Trump’s peace through strength is a foreign policy doctrine emphasizing military buildup, deterrence and sanctions to avoid wars in a revival of an approach the Reagan administration deployed with the Soviet Union in its latter days.
“The phrase ‘peace through strength’ reflects the very crimes they committed in Gaza, in Syria and Lebanon, and in our own country, where they martyred more than a thousand people,” Khatib said, according to state media.
On June 22, the United States carried out airstrikes on Iran’s key nuclear sites at Fordow, Natanz and Isfahan.

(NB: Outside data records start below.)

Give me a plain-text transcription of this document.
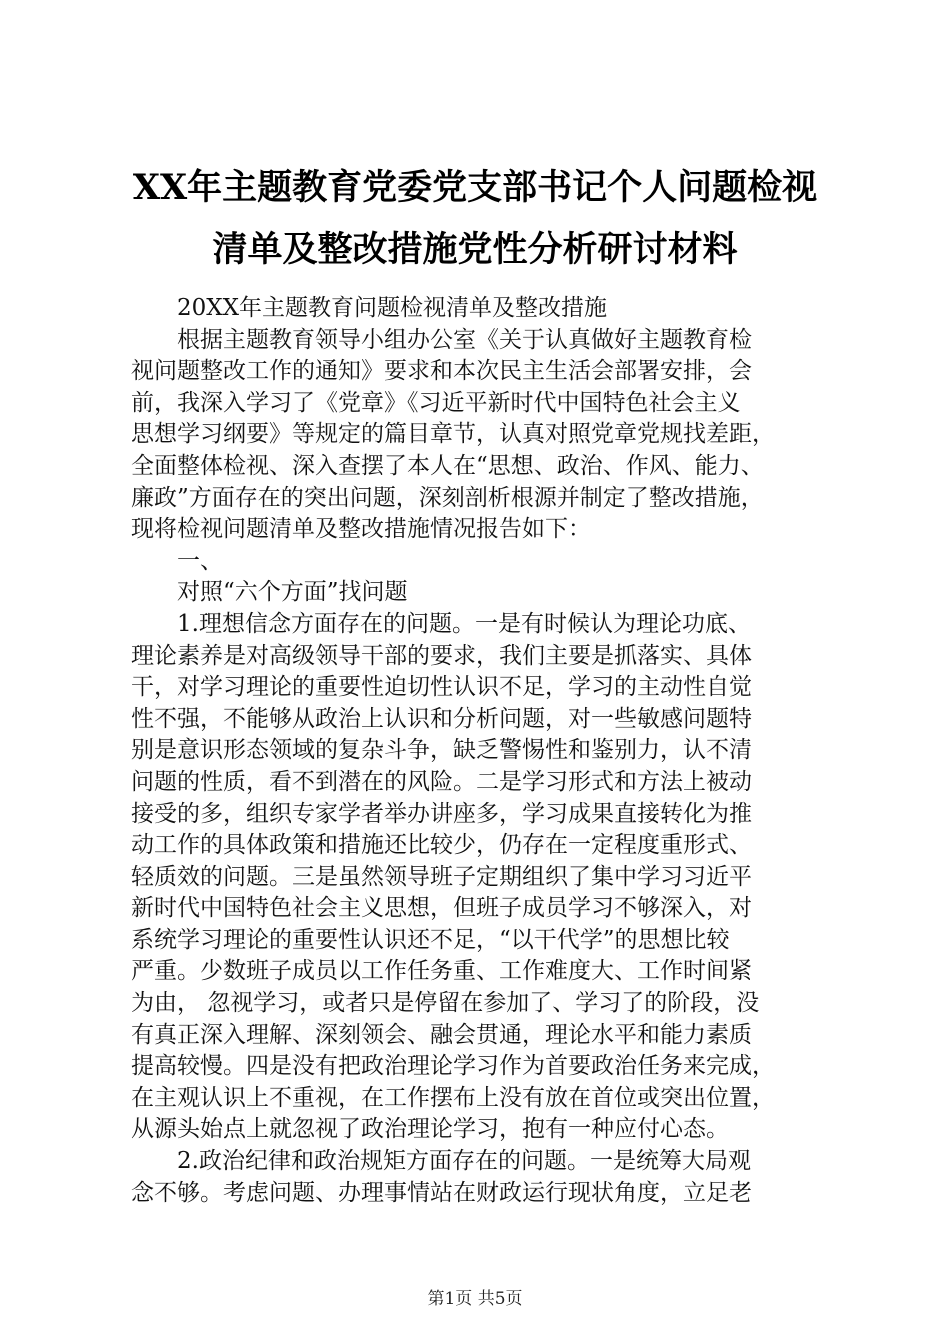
XX年主题教育党委党支部书记个人问题检视
清单及整改措施党性分析研讨材料

20XX年主题教育问题检视清单及整改措施

根据主题教育领导小组办公室《关于认真做好主题教育检

视问题整改工作的通知》要求和本次民主生活会部署安排，会

前，我深入学习了《党章》《习近平新时代中国特色社会主义

思想学习纲要》等规定的篇目章节，认真对照党章党规找差距，

全面整体检视、深入查摆了本人在“思想、政治、作风、能力、

廉政”方面存在的突出问题，深刻剖析根源并制定了整改措施，

现将检视问题清单及整改措施情况报告如下：

一、

对照“六个方面”找问题

1.理想信念方面存在的问题。一是有时候认为理论功底、

理论素养是对高级领导干部的要求，我们主要是抓落实、具体

干，对学习理论的重要性迫切性认识不足，学习的主动性自觉

性不强，不能够从政治上认识和分析问题，对一些敏感问题特

别是意识形态领域的复杂斗争，缺乏警惕性和鉴别力，认不清

问题的性质，看不到潜在的风险。二是学习形式和方法上被动

接受的多，组织专家学者举办讲座多，学习成果直接转化为推

动工作的具体政策和措施还比较少，仍存在一定程度重形式、

轻质效的问题。三是虽然领导班子定期组织了集中学习习近平

新时代中国特色社会主义思想，但班子成员学习不够深入，对

系统学习理论的重要性认识还不足，“以干代学”的思想比较

严重。少数班子成员以工作任务重、工作难度大、工作时间紧

为由， 忽视学习，或者只是停留在参加了、学习了的阶段，没

有真正深入理解、深刻领会、融会贯通，理论水平和能力素质

提高较慢。四是没有把政治理论学习作为首要政治任务来完成，

在主观认识上不重视，在工作摆布上没有放在首位或突出位置，

从源头始点上就忽视了政治理论学习，抱有一种应付心态。

2.政治纪律和政治规矩方面存在的问题。一是统筹大局观

念不够。考虑问题、办理事情站在财政运行现状角度，立足老

第1页 共5页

The attacks capped a surprise 12-day Israeli military campaign on Iran which badly weakened its Mideast foe.
After the attacks, Iran suspended cooperation with the International Atomic Energy Agency (IAEA), prompting three European countries - Germany, France and the UK - to trigger the resumption of UN sanctions on Tehran last month.
The new measures will pile pressure on Iran's already teetering economy, but officials insist Iran will not alter their stance opposed to the Israel and the United States.
Trump said on Monday that Iran could not withstand the sanctions but would likely return to negotiations, in his latest conciliatory remarks amid signs of diplomatic progress on Gaza.
Iran's Supreme Leader Ali Khamenei appeared to reject Trump's peace overture and said US offers of diplomacy demanded Iran relinquish defense capabilities in an approach the 86-year-old theocrat decried as "bullying."
Iran’s Foreign Ministry on Tuesday criticized US President Donald Trump’s call for dialogue with Tehran, saying his remarks about peace were inconsistent with Washington’s record of sanctions, military strikes and support for Israel.